Мурка, как и Кики, была подобрана на улице – но жила исключительно домашней жизнью. Так совпало, что и порода у них была одна – европейская короткошерстная. По крайней мере, цвет был такой. Но мордочка у Мурки была светлей, и характер более ласковый. Про нее в семье стараются не вспоминать, но каждый раз, когда это случается, жена обязательно скажет: «Я себе этого никогда не прощу».
Наконец Кики насыщается лаской и спрыгивает с рук. Сурен поднимается и идет по коридору к кладовке в дальнем углу, где вдоль стены стоит разложенная гладильная доска, которую он использует в качестве вешалки. Прямо напротив двери в зал, у шкафа с большим зеркалом, перед которым жена обычно красится, скрипучая половица. Ее никак не обойти, потому что проход ограничен креслом. Сурен знает про неотвратимость ее стекольного хруста, но каждый раз пытается его избежать. И в этот раз, проходя мимо, замедляет шаг, пытается ногу ставить мягко, без резкого нажима. Но половица работает безотказно. Однако этот скрип, несмотря на его резкость, даже в такой тихий час уже давно стал таким же естественным, как громкий ход секундной стрелки часов в зале. Слух его фиксирует, но мозг игнорирует. Сурен прислушивается к дыханию жены – нет, не разбудил.
Свет не включает – хватает того, что добивает из кухни. Снимает свитер, футболку, брюки. Брюки с наглаженными на века стрелками вешает особенно аккуратно, чтобы не перевернуть карманы, потому что в правом хранит деньги. Надевает футболку и трико (бирка неудачно срезана под самый корешок, поэтому долго ищет перед).

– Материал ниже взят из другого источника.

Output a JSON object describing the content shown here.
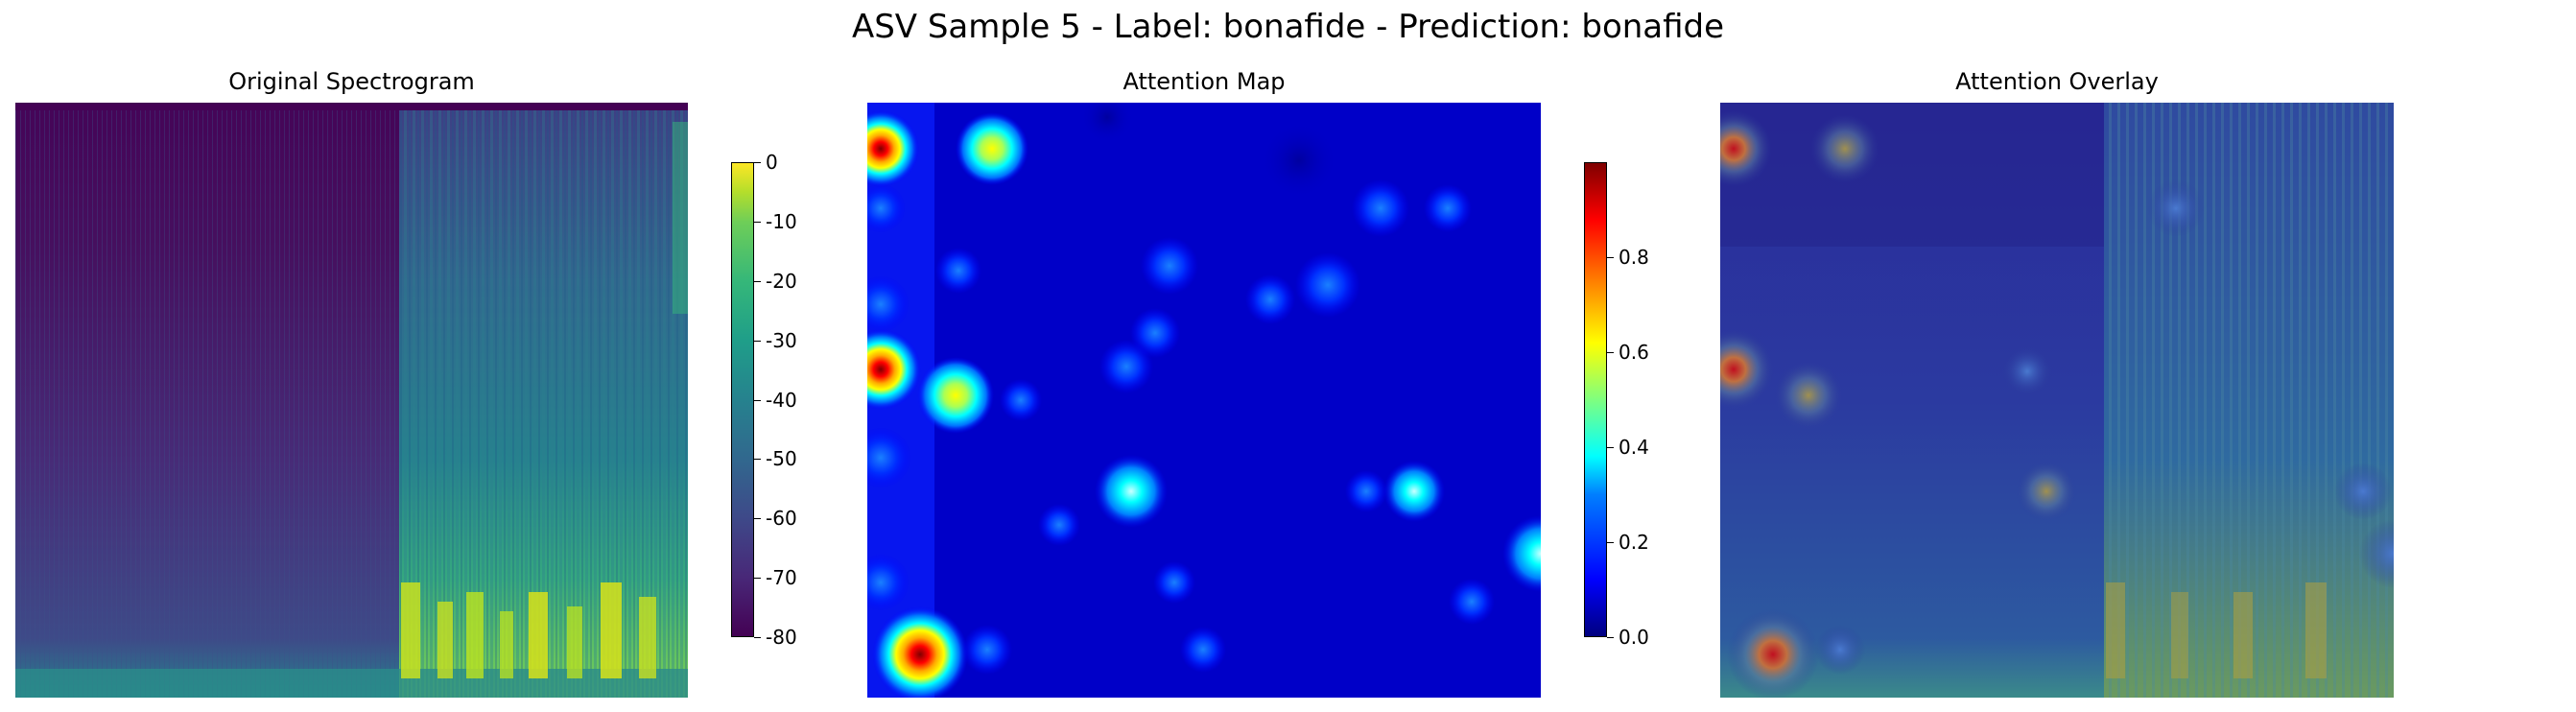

Через скрипучую половицу возвращается к свету, заходит ванную. Золотой перстень кладет на край раковины. Долго и тщательно намыливает руки, потом так же долго их моет. Поднимает взгляд на свое отражение. Лицо действительно как будто чужое, но неясно, что изменилось. И главное – когда. Когда в последний раз он смотрел на себя оценивающе? Может, утром, когда брился? Или пару недель назад в парикмахерской? Может, никогда?
Несколько раз набирает полные ладони воды и плещет на лицо. Тщательно умывается. Снова поднимает на себя глаза. Прежняя гордость – пышные усы – обтрепались, как старая щетка для обуви. Поредели и побелели. Волос стал грубым и непослушным. Гладит усы привычным жестом – большим и указательным пальцами – и всё не то.
Возвращается на кухню. Первым делом накладывает соус. Он еще теплый, поэтому решает не подогревать. Добавляет добрую щепотку зелени. Открывает холодильник, на переднем крае стоит банка квашеной капусты. Достает ее, холодную. Снимает тугую пластиковую крышку. Втыкает в капусту вилку и кладет, сколько зацепилось, в салатницу. Убирает банку обратно. С нижней полки дверцы достает початую бутылку водки. Достает из шкафчика над столешницей зажатую пачками макарон ребристую рюмку, на короткой тонкой ножке, стойкую, как оловянный солдатик. Рюмка из тех, что давно осталась одна на белом свете, но ввиду своей оригинальности в ровный строй новобранцев не попала, и все же, пользуясь положением старослужащего, особенно любима и часто используема. И живет здесь – на кухне, на передовой. А не как остальные – в серванте в зале.
Рюмка пятидесятиграммовая. Наливает ее до краев, стоя, держа бутылку на вытянутой руке. Берет двумя пальцами (мизинец в сторону) и с удовольствием выливает содержимое в себя. Медленно, через рот, выдыхает. По груди разливается тепло. Вкуса спирта во рту почти нет – залил так, что язык не намочил. Наливает вторую. Берет, опрокидывает, выдыхает. В этот раз горькая, но опять не закусывает – для усиления вкуса. Ополаскивает рюмку, убирает к макаронам. Убирает и бутылку.
Принимается за соус. На голодный желудок, да еще после горькой водки это просто пища богов. Добавляет молотый перец. Кусает хлеб. Пробует квашеную капусту. Снова подносит ложку соуса. Делает так, чтобы во рту одновременно были и картошка, и мясо, и хлеб, и капуста. Капуста, хлеб, соус. Соус, хлеб, капуста.
Утолив первый голодный позыв, успокаивается. Обращает внимание на Кики. Она по обыкновению села у миски спиной к хозяйскому столу. Всем своим видом, какой-то придавленностью и согбенностью, в том числе прижатыми ушами, она изображает из себя несчастную и обездоленную. Актриса!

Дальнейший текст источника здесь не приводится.